Por Mário Sabino
Está claro que o advogado-geral da União, André Mendonça, sentiu-se impelido pelo chefe, Jair Bolsonaro, a manifestar-se, sem citar nomes, sobre a possibilidade de João Doria vir a decretar o confinamento no estado de São Paulo, na próxima semana. O governador de São Paulo aventou essa hipótese dias atrás, visto que a quarentena não está dando o resultado esperado — menos da metade da população do estado ficou realmente em casa, quando é necessário que ao menos 70% permaneça em isolamento social, para evitar a disseminação do coronavírus que causa a Covid-19.
Como publicamos, a nota de Mendonça diz que “como Advogado-Geral da União, defendo que qualquer medida deve ser respaldada na Constituição e capaz de garantir a ordem e a paz social. Medidas isoladas, prisões de cidadãos e restrições não fundamentadas em normas técnicas emitidas pelo Ministério da Saúde e pela Anvisa abrem caminho para o abuso e o arbítrio.
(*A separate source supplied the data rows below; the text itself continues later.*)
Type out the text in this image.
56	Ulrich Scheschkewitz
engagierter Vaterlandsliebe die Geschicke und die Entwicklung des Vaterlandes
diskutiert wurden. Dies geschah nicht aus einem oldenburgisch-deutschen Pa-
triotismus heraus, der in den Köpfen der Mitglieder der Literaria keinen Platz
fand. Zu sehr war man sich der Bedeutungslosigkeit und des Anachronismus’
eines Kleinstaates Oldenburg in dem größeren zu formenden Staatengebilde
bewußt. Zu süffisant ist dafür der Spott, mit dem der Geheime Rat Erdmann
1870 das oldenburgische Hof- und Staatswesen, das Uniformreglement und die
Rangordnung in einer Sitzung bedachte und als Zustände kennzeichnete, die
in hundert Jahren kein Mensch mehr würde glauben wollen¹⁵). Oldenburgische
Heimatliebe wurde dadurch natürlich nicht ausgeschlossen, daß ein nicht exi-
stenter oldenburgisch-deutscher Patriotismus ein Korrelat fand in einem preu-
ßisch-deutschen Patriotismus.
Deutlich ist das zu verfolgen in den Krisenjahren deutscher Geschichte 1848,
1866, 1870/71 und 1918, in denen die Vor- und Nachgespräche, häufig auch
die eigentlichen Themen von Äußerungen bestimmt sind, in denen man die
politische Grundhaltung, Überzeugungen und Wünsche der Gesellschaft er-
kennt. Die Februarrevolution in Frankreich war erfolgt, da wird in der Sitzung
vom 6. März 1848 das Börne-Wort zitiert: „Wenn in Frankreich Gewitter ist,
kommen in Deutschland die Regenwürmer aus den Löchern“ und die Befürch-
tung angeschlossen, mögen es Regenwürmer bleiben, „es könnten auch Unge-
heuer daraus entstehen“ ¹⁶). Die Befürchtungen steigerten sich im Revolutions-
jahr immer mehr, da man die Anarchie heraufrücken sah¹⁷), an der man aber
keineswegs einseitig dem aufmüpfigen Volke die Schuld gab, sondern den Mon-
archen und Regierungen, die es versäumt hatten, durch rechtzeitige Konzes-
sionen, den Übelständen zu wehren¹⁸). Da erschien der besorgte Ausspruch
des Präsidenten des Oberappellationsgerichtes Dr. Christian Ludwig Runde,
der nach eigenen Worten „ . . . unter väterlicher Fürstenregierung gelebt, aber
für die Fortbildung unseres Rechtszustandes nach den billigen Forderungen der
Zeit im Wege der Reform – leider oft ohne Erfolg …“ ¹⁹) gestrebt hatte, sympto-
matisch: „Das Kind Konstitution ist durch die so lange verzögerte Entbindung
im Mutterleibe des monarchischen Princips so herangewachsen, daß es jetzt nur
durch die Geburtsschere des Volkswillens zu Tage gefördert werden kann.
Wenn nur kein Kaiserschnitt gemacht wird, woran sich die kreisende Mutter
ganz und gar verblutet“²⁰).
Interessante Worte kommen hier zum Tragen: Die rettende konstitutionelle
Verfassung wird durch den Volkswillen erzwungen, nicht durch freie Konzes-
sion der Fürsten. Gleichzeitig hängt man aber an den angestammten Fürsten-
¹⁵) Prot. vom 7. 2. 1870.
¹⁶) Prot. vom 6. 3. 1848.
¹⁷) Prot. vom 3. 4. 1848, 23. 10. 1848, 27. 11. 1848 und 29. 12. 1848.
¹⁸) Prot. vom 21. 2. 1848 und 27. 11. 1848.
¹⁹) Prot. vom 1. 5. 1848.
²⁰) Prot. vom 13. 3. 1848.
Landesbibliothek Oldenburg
Por fim, medidas de restrição devem ter fins preventivos e educativos – não repressivos, autoritários ou arbitrários.”
A nota casa-se bem com o discurso de Bolsonaro. Ele se escuda no seu direito constitucional de ir e vir, é ele mesmo quem diz, para dar mau exemplo aos cidadãos, como se a Covid-19 fosse um resfriadinho, uma gripezinha. O presidente vai para a rua e estimula aglomerações, como se viu hoje em Goiás, e partidários seus fazem o mesmo — neste sábado, eles interromperam o trânsito na Avenida Paulista, para gritar que “o coronavírus não existe” e “fora Doria”. Bolsonaro e os seus sequazes criam, assim, um caldo político para que medidas restritivas tomadas por governadores, especialmente o de São Paulo, sejam vistas como ameaça, não apenas à economia, mas à democracia e às suas liberdades fundamentais. Tal é a intenção do presidente com as suas saidinhas, obviamente.
A menos que se considere Austrália, Nova Zelândia, Itália, França, Reino Unido e Estados Unidos países com regimes autoritários, é uma besteira imaginar que a democracia está ameaçada pela decretação de um confinamento que visa a preservar não apenas a vida de cada indivíduo, mas as de todos os cidadãos, em meio à calamidade pública decretada, aliás, pelo governo federal. Se a calamidade pública permite ao presidente fazer um “orçamento de guerra”, e contornar desse modo a Lei de Responsabilidade Fiscal, é evidente que também consente restringir a locomoção das pessoas na medida necessária a impedir que a epidemia se expanda para além da capacidade de atendimento do sistema de saúde. Guerra é guerra.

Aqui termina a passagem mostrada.